ROANOKE TIMES

                         Roanoke Times
                 Copyright (c) 1995, Landmark Communications, Inc.

DATE: SUNDAY, April 23, 1995                   TAG: 9504250022
SECTION: NATIONAL/INTERNATIONAL                    PAGE: A-9   EDITION: METRO 
SOURCE: The Washington Post
DATELINE: WASHINGTON                                  LENGTH: Medium


MILITIA MEMBERS FANCY THEMSELVES GENUINE PATRIOTS

THEY ARE AN ANGRY MIX of gun-rights advocates, tax protesters and conspiracy theorists. And they say they have the Constitution on their side.

They are self-styled patriots whose common bond is fear that the U.S. government will undo American democracy and a belief that well-armed grass-roots paramilitary organizations offer the only protection against the tyranny to come.

They have arrived at this view by many avenues. Some are tax protesters. Others resent restrictions on their property rights. Some believe that the United Nations is bent on world domination.

This angry mix also includes white supremacists and antisemites, survivalists and skinheads. And they all seem convinced that the government wants to leave them defenseless by taking away what they regard as their constitutional right to bear arms.

``A lot of Americans are angry, and they will not stop being that way until the government gets honest with us,'' said Robert Pummer, a leader of a Florida-based militia, as the paramilitary groups are known.

Federal officials say that kind of milieu greatly influenced Timothy James McVeigh, the key suspect in last Wednesday's murderous car bombing of the federal building in Oklahoma City, and two brothers, Terry Lynn Nichols and James Douglas Nichols, who are being held as material witnesses in the terrorist attack. If anything, they apparently found the groups too tame.

Norman Olson, commander of the Michigan Militia, one of the largest and best known of the paramilitary groups, told reporters Saturday that two of the three men - it was unclear which two - had been ejected from his group's meetings because of their extreme rhetoric.

``Our internal probe has revealed these people had attempted to come to meetings and speak out, but they were silenced. In fact, they were told to leave,'' he said. He described their comments as ``anarchist rhetoric'' and ``talk of terrorism'' directed at individuals or institutions.

Olson warned, however, that violence by such extremists is understandable. ``There is no justification for brutality meeting brutality,'' he said. ``But when a tyrant's brutality is not reined in by justice, you will have somebody out there who takes it upon himself, deranged though he may be, to balance the scales of justice.''

Advocates of the militias say that their views are no more radical than that of well-established organizations such as the National Rifle Association that oppose gun control and that their organizations are legal entities, formed in accordance with the Constitution.

Their weapons they say are for self-defense, against the government.

``If and when the federal government decides to confiscate weapons, people will band together to stop them. They are not going to give up their guns,'' said Randy Trochmann, a member of the family that founded and leads the Militia of Montana.

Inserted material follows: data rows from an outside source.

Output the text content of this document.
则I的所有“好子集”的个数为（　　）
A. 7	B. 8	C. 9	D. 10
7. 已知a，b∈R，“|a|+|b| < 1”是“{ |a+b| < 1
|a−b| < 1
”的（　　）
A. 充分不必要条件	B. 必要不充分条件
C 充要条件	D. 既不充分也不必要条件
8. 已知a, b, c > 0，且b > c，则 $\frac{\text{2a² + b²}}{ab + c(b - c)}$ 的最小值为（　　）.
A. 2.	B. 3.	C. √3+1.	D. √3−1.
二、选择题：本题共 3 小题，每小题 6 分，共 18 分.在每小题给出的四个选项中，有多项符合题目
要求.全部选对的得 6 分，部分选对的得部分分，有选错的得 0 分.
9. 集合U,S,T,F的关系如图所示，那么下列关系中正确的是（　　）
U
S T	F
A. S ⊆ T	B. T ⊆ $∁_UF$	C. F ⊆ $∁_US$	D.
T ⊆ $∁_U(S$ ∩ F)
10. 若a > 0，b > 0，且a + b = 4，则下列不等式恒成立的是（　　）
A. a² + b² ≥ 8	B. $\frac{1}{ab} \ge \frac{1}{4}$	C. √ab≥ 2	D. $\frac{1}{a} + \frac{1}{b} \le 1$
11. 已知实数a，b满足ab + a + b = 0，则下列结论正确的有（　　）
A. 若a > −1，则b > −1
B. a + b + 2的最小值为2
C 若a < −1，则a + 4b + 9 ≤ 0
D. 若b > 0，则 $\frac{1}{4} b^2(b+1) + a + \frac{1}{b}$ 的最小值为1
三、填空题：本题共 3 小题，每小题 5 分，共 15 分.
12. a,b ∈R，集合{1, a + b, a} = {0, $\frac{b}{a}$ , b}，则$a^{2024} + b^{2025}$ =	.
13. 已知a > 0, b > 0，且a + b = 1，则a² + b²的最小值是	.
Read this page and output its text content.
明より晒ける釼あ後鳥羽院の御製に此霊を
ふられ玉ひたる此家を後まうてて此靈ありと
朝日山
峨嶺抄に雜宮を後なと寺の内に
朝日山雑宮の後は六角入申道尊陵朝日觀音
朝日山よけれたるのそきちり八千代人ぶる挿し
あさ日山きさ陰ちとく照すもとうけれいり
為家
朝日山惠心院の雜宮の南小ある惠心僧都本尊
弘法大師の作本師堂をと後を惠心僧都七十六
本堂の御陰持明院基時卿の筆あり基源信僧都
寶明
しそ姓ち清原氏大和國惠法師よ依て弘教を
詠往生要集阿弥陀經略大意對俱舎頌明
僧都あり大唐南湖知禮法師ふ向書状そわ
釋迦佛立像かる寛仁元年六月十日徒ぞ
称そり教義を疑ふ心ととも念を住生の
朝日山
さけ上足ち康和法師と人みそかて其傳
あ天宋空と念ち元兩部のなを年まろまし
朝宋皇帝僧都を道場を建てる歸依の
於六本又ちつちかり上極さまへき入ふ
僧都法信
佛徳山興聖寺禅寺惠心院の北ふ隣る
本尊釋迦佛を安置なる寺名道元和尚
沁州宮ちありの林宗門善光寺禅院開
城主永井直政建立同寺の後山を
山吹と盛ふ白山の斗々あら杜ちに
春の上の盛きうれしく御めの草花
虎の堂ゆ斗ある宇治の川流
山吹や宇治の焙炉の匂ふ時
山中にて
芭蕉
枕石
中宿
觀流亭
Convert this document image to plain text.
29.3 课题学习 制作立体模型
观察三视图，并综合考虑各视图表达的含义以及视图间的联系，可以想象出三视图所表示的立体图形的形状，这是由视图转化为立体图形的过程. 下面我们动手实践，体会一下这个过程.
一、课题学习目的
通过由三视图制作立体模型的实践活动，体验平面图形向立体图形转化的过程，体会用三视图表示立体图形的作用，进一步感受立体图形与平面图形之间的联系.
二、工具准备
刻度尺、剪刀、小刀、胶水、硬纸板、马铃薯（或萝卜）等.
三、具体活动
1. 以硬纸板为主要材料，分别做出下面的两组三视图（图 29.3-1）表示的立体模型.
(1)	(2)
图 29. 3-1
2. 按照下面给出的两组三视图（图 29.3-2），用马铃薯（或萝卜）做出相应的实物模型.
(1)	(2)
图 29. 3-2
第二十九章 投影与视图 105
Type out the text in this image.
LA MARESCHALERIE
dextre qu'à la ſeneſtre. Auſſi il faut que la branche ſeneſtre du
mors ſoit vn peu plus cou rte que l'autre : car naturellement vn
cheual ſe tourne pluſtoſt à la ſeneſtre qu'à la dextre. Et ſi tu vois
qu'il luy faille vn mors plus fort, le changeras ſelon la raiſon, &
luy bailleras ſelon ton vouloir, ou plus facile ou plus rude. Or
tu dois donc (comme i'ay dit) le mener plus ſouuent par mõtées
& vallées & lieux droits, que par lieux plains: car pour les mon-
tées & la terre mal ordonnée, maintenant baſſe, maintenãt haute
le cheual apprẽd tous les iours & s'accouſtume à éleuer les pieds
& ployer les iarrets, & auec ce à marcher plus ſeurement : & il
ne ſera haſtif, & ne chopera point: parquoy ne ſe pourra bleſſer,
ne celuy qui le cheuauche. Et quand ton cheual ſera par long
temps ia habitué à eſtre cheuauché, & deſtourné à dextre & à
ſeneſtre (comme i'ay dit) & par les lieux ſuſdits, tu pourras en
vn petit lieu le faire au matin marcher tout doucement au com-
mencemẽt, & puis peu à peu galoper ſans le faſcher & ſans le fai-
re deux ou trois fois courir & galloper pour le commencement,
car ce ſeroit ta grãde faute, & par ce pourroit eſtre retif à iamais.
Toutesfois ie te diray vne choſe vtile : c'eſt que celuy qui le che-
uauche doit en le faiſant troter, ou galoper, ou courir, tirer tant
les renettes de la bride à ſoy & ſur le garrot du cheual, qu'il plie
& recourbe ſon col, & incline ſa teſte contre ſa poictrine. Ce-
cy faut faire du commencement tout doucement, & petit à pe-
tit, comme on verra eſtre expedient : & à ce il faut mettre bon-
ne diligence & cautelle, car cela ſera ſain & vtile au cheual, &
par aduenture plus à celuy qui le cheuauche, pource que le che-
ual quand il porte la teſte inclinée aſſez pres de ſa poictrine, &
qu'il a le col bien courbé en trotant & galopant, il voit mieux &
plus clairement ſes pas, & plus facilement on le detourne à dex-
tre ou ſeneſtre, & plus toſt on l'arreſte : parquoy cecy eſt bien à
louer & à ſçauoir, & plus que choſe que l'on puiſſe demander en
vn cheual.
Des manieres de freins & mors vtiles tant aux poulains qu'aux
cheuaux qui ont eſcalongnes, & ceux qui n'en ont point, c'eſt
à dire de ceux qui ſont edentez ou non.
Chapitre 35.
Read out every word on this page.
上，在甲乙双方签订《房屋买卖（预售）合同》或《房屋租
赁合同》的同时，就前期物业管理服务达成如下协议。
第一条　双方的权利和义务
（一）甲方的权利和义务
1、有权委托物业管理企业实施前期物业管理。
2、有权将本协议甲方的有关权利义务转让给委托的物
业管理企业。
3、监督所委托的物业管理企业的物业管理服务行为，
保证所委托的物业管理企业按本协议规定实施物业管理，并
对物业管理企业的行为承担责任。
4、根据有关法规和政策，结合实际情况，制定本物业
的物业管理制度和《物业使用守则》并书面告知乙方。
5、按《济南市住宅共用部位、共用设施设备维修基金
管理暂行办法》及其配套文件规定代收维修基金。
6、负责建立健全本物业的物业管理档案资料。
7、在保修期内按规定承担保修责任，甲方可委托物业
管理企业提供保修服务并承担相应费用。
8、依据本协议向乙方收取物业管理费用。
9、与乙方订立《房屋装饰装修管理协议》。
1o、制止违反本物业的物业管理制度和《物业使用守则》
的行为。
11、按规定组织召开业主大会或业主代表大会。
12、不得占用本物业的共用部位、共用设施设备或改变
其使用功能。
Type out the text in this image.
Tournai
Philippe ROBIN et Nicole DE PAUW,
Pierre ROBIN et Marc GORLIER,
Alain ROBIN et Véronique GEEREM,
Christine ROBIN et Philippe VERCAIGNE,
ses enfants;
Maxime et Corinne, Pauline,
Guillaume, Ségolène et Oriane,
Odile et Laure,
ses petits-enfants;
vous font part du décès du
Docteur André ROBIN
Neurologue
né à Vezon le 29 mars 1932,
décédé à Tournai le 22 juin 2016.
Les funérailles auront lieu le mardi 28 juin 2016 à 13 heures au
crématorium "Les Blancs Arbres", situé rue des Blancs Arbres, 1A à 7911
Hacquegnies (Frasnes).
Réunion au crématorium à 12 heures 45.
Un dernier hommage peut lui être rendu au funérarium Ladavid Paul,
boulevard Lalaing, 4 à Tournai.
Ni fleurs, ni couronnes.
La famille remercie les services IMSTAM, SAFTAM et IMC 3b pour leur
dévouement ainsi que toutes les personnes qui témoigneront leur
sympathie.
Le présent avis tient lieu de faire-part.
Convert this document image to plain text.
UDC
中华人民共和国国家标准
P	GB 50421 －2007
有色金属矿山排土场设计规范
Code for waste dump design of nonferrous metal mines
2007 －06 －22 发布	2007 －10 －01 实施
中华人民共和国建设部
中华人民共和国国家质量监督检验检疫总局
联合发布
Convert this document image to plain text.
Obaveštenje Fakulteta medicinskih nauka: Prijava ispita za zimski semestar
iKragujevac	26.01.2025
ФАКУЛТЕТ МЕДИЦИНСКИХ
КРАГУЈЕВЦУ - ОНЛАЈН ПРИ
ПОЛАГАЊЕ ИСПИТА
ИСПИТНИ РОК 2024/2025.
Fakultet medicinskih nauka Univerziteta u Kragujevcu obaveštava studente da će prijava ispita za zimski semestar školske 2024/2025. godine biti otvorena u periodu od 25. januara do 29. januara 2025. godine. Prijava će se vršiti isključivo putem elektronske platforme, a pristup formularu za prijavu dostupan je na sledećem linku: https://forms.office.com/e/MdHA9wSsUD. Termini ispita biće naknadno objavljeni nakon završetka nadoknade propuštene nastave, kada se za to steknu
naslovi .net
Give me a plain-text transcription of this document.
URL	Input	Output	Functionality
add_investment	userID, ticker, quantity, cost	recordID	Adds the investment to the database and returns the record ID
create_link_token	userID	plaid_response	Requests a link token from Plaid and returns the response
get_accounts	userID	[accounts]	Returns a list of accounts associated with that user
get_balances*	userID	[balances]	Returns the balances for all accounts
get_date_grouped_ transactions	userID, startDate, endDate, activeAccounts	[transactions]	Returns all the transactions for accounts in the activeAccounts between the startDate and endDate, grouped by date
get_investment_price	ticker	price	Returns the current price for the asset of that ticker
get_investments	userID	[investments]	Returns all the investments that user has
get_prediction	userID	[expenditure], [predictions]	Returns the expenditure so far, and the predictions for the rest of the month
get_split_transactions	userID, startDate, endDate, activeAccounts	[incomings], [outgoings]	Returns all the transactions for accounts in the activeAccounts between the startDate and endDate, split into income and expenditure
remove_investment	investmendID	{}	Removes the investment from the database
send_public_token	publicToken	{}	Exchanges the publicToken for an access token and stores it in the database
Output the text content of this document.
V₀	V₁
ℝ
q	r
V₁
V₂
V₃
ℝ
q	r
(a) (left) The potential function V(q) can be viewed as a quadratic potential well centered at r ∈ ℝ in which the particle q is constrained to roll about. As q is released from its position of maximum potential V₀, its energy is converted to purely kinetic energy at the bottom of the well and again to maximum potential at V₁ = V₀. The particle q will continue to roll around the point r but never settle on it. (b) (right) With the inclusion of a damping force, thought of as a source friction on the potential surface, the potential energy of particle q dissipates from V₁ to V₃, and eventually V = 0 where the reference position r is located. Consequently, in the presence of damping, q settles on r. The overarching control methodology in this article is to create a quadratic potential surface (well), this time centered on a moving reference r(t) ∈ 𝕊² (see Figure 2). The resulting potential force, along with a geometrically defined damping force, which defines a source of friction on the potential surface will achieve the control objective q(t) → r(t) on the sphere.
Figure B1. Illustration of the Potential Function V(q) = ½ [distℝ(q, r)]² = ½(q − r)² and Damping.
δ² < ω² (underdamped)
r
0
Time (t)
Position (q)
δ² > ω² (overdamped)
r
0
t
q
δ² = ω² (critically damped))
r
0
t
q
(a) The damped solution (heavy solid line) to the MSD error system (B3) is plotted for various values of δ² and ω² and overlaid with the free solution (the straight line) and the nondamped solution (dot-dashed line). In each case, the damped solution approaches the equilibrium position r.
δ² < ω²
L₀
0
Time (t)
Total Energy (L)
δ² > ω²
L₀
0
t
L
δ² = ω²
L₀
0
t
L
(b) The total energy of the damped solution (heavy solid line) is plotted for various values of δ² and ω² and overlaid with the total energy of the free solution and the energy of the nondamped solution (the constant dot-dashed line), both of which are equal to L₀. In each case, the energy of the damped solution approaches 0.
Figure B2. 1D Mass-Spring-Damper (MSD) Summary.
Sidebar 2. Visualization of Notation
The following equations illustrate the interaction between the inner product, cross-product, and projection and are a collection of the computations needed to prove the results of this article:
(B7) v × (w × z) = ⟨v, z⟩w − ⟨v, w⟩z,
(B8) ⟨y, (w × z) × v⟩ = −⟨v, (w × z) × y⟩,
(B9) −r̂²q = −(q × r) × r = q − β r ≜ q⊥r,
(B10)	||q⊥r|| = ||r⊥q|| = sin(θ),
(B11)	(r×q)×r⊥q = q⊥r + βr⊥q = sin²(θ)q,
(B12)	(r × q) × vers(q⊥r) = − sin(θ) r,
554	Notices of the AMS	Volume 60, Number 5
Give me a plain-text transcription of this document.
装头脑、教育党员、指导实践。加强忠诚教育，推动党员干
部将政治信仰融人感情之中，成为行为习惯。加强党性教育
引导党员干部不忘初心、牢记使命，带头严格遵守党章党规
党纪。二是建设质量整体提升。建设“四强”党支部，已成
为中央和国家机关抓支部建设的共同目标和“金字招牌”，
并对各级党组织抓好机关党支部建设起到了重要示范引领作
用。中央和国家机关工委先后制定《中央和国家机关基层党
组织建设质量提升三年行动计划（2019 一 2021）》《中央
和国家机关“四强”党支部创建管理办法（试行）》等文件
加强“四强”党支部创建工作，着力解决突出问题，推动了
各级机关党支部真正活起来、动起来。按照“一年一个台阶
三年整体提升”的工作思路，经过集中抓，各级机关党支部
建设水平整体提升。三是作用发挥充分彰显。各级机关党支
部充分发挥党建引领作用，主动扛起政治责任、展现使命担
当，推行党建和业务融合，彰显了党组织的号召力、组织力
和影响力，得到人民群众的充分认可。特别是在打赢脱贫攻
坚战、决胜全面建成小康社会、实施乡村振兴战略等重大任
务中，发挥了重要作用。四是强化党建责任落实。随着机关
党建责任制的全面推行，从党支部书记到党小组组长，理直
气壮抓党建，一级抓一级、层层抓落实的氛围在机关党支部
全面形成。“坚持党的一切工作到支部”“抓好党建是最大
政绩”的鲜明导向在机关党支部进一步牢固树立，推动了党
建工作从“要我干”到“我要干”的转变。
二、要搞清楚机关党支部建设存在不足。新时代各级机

But there is an even darker side to the militia movement, one that has attracted many people of known extremist views, in some cases with links to older racist and antisemetic groups like the Ku Klux Klan, the Aryan Nation and the Posse Comitatus. In a letter to Attorney General Janet Reno last October, Morris Dees, chief counsel for the Southern Poverty Law Center, said there is ``substantial evidence that white supremacists are infiltrating the leadership of these organizations.'' He warned that the mix of well-armed organizations ``and those who hate is a recipe for disaster.''

The militias' argument that they must be able to resist oppression by amassing firepower equal to that of the federal government has led to an explosive growth in several states. They stockpile weapons, wear uniforms, give themselves titles like ``commander'' or ``captain,'' engage in training maneuvers and, in some cases, swear oaths to fight to the death against government encroachment on their rights.

Albert Esposito, North Carolina leader of Citizens for the Reinstatement of Constitutional Government, urged his members to amass caches of ``the Four Bs: Bibles, bullets, beans and bandages.''

There probably are about 22 such militias, although the exact number and the size of their memberships is unclear. In some places, they probably number no more than a dozen or so like-minded people. But elsewhere - in such Mountain states as Idaho and Montana, and in Michigan, Indiana, Texas and Florida - they are thought to have attracted a sizable following.

Civil rights organizations say that the militias' ability to recruit or win sympathy from conspiracy-minded people was fueled greatly by the government's role in two events: the 1993 siege that resulted in more than 80 deaths at the Branch Davidian religious cult headquarters in Waco, Texas, and the killing by federal agents a year earlier of Idaho white supremacist Randy Weaver's wife and child during a gun battle at their remote mountain cabin.

Both incidents caused considerable controversy about whether the government had done everything possible to avoid bloodshed.